If you're still not sure, there is an easier way to do this. First, play a CD you know well and that normally has a strong center vocal image. If you do hear a center vocal image the way its supposed to, that will indicate that you don't have a phase problem. (The type of phase that we are talking about here. There are different kinds of phase related issues.). I recommend you do 1 more test, just so you know what this type of thing sounds like. Go to just 1 of your speakers and reverse the speakers cables position on the binding post. (Put the + speaker cable on the - terminal, and put the - speaker cable on the + terminal.) Now, if you go back to your listening chair and play the same vocal track again, you will then see the vocal image shift to one side.
Broadstone,

"To answer one question regarding the comparison of live versus recorded music, especially using the piano for reference, we have a piano and, yes, the same notes either recorded or live create the same discomfort. This fact, of course leads me to the conclusion that it is not a component of my system that is the culprit for at least this issue."

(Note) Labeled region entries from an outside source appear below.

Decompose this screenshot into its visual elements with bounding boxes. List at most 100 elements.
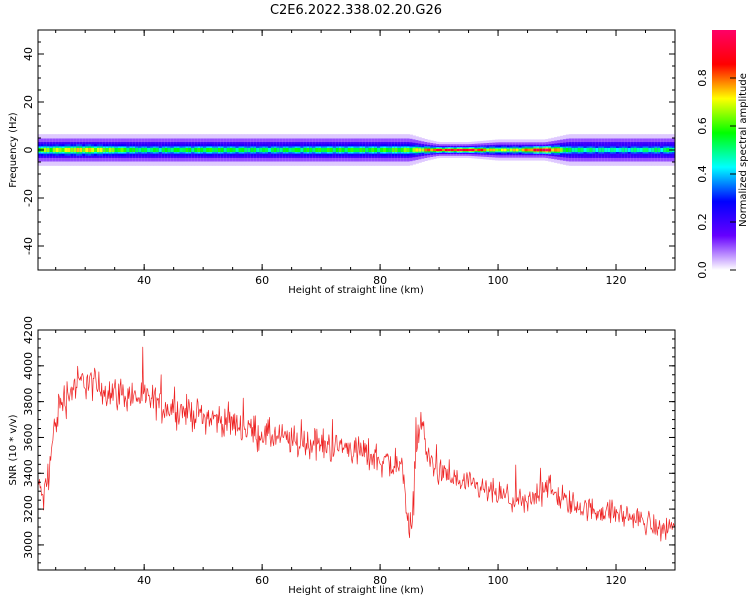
spectrogram-cell: [212, 147, 216, 153]
spectrogram-cell: [645, 147, 649, 153]
spectrogram-cell: [536, 148, 540, 152]
spectrogram-cell: [321, 147, 325, 153]
spectrogram-cell: [509, 148, 514, 152]
spectrogram-cell: [61, 147, 65, 153]
spectrogram-cell: [203, 147, 207, 153]
spectrogram-cell: [217, 147, 222, 153]
spectrogram-cell: [79, 147, 83, 153]
spectrogram-cell: [129, 147, 133, 153]
spectrogram-cell: [214, 147, 219, 153]
spectrogram-cell: [268, 147, 272, 153]
spectrogram-cell: [108, 147, 113, 153]
y-tick-label: 3200: [22, 495, 35, 523]
snr-x-axis: 40 60 80 100 120: [55, 330, 676, 587]
spectrogram-cell: [430, 148, 434, 152]
spectrogram-cell: [474, 148, 478, 152]
spectrogram-cell: [627, 147, 632, 153]
spectrogram-cell: [380, 147, 384, 153]
spectrogram-cell: [444, 148, 449, 152]
spectrogram-cell: [297, 147, 301, 153]
spectrogram-cell: [82, 147, 86, 153]
x-tick-label: 40: [137, 574, 151, 587]
y-tick-label: 3000: [22, 531, 35, 559]
spectrogram-cell: [462, 148, 467, 152]
snr-y-axis: 3000 3200 3400 3600 3800 4000 4200: [22, 316, 675, 564]
spectrogram-cell: [574, 147, 579, 153]
spectrogram-cell: [232, 147, 236, 153]
spectrogram-cell: [433, 148, 437, 152]
spectrogram-cell: [49, 147, 54, 153]
spectrogram-cell: [610, 147, 614, 153]
spectrogram-cell: [91, 147, 95, 153]
colorbar: 0.0 0.2 0.4 0.6 0.8 Normalized spectral ampl…: [696, 30, 749, 279]
spectrogram-cell: [335, 147, 340, 153]
spectrogram-cell: [657, 147, 661, 153]
x-tick-label: 100: [488, 574, 509, 587]
spectrogram-cell: [273, 147, 278, 153]
spectrogram-cell: [96, 147, 101, 153]
spectrogram-y-label: Frequency (Hz): [8, 112, 19, 188]
spectrogram-cell: [235, 147, 239, 153]
spectrogram-cell: [188, 147, 192, 153]
spectrogram-cell: [194, 147, 198, 153]
spectrogram-cell: [332, 147, 337, 153]
spectrogram-cell: [548, 148, 552, 152]
x-tick-label: 60: [255, 274, 269, 287]
spectrogram-cell: [229, 147, 234, 153]
spectrogram-cell: [459, 148, 464, 152]
spectrogram-cell: [238, 147, 242, 153]
spectrogram-cell: [554, 148, 558, 152]
spectrogram-cell: [176, 147, 180, 153]
spectrogram-cell: [542, 148, 546, 152]
spectrogram-cell: [220, 147, 225, 153]
spectrogram-cell: [557, 148, 561, 152]
spectrogram-cell: [85, 147, 89, 153]
colorbar-axis: 0.0 0.2 0.4 0.6 0.8: [696, 69, 736, 279]
colorbar-tick-label: 0.4: [696, 165, 709, 183]
spectrogram-cell: [182, 147, 186, 153]
spectrogram-cell: [415, 148, 419, 152]
spectrogram-cell: [262, 147, 266, 153]
spectrogram-cell: [294, 147, 298, 153]
spectrogram-cell: [347, 147, 351, 153]
spectrogram-cell: [527, 148, 531, 152]
spectrogram-cell: [73, 147, 77, 153]
spectrogram-cell: [530, 148, 534, 152]
spectrogram-cell: [589, 147, 593, 153]
spectrogram-cell: [412, 148, 416, 152]
snr-panel: 40 60 80 100 120 3000 3200 3400 3600 3800 4000 420…: [8, 316, 676, 596]
spectrogram-cell: [309, 147, 313, 153]
spectrogram-cell: [300, 147, 304, 153]
spectrogram-cell: [403, 147, 408, 153]
spectrogram-cell: [150, 147, 154, 153]
x-tick-label: 120: [606, 574, 627, 587]
y-tick-label: 3800: [22, 388, 35, 416]
spectrogram-cell: [350, 147, 354, 153]
y-tick-label: 40: [22, 47, 35, 61]
spectrogram-cell: [595, 147, 599, 153]
colorbar-tick-label: 0.2: [696, 213, 709, 231]
spectrogram-cell: [282, 147, 287, 153]
spectrogram-cell: [318, 147, 322, 153]
x-tick-label: 80: [373, 574, 387, 587]
spectrogram-cell: [259, 147, 263, 153]
spectrogram-cell: [88, 147, 92, 153]
spectrogram-cell: [55, 147, 60, 153]
spectrogram-cell: [442, 148, 446, 152]
spectrogram-cell: [43, 147, 48, 153]
y-tick-label: -20: [22, 189, 35, 207]
spectrogram-cell: [498, 148, 502, 152]
spectrogram-cell: [648, 147, 652, 153]
spectrogram-cell: [365, 147, 369, 153]
colorbar-gradient: [712, 30, 736, 270]
x-tick-label: 80: [373, 274, 387, 287]
spectrogram-cell: [76, 147, 80, 153]
spectrogram-cell: [123, 147, 127, 153]
y-tick-label: 0: [22, 147, 35, 154]
spectrogram-cell: [344, 147, 349, 153]
x-tick-label: 100: [488, 274, 509, 287]
y-tick-label: 4000: [22, 352, 35, 380]
spectrogram-cell: [99, 147, 104, 153]
spectrogram-cell: [285, 147, 290, 153]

Looking at the above quote, the one thing that stands out is the fact that you have the same problem when you hear real instruments live. I think there's a very good chance that you will not fix this problem with equipment. Think of the live piano as the best or perfect stereo system there is. There's no where else to go. If you want to continue to listen to music, you may have to go in a non audiophile direction. Maybe just something for low volume background listening, or something similar. I wish that I was able to suggest some better options for you, but I can't. Hopefully, someone else will come up with something.
"01-22-15: Mapman
Zd,

Well, there you go then. I don't doubt it can be done with the right amp and sound very good. I'll keep my eyes open for a chance to hear ML and tube amps myself."

OK, but how? If the OP can't listen to live acoustical instruments like a piano, what can be done? At first, we thought the problem may be an issue of timbre. Obviously, that can't be the case because you can't get better timbre than the actual instrument itself. And as a general rule, high end audio strives to reproduce that piano as accurately as possible.

Just to be clear, my last post on using tube amps with ML speakers was just to give actual examples that not only is it possible, I've seen ML themselves do it. I'm not saying tubes are the answer here. Given the type of problem the OP has, all the amps I can think of that may somehow address the issue are all solid state. For me personally, I approach a problem by focusing on the end results needed. I love tube gear, but I won't buy something just because it uses tubes. It has to be the right solution, or you just make the problem bigger.

So, going back to the problem at hand, what is the end result that we are looking for here? That's where I'm at a loss. If we don't know where we need to end up, and if its achievable, I don't see how we can fix anything. But that's just me. There's a lot of smart people here, so I'm hoping to be proven wrong.
"Relatively few ML owners use tube amps I would think. Tube amps have never been in the picture."

Actually, that's not true. I've seen many ML systems that were powered by tubes. Here's a few examples.

My VAC 30/30 had no problem driving my SL-3's. A good friend of mine is very into vintage gear, and have seen him power his CLS's with many different tube amps, even SET's (I know that's not the perfect match, but I thought it worth mentioning because the amps were very low power.), A dealer I know well sells ML as his main line of speakers and always had them paired with Jadis and Sonic Frontiers tube amps. I was invited to a staff meeting after hours at a B&M store that I did a lot of business with, for a new product demo (Prodigy) with and Gayle Sanders, and he set them up with an ARC VT-100. One of the magazines, TAS I think, put together a recommended system consisting of an ARC VT-50 and the Aerius or SL3 (can't remember as it was a long time ago.). Singer demoed the SL2's with an ARC Classic 60 and CJ 11-A.

I could keep going on and on with the examples. But I think pairing ML and tubes is much more common than you think.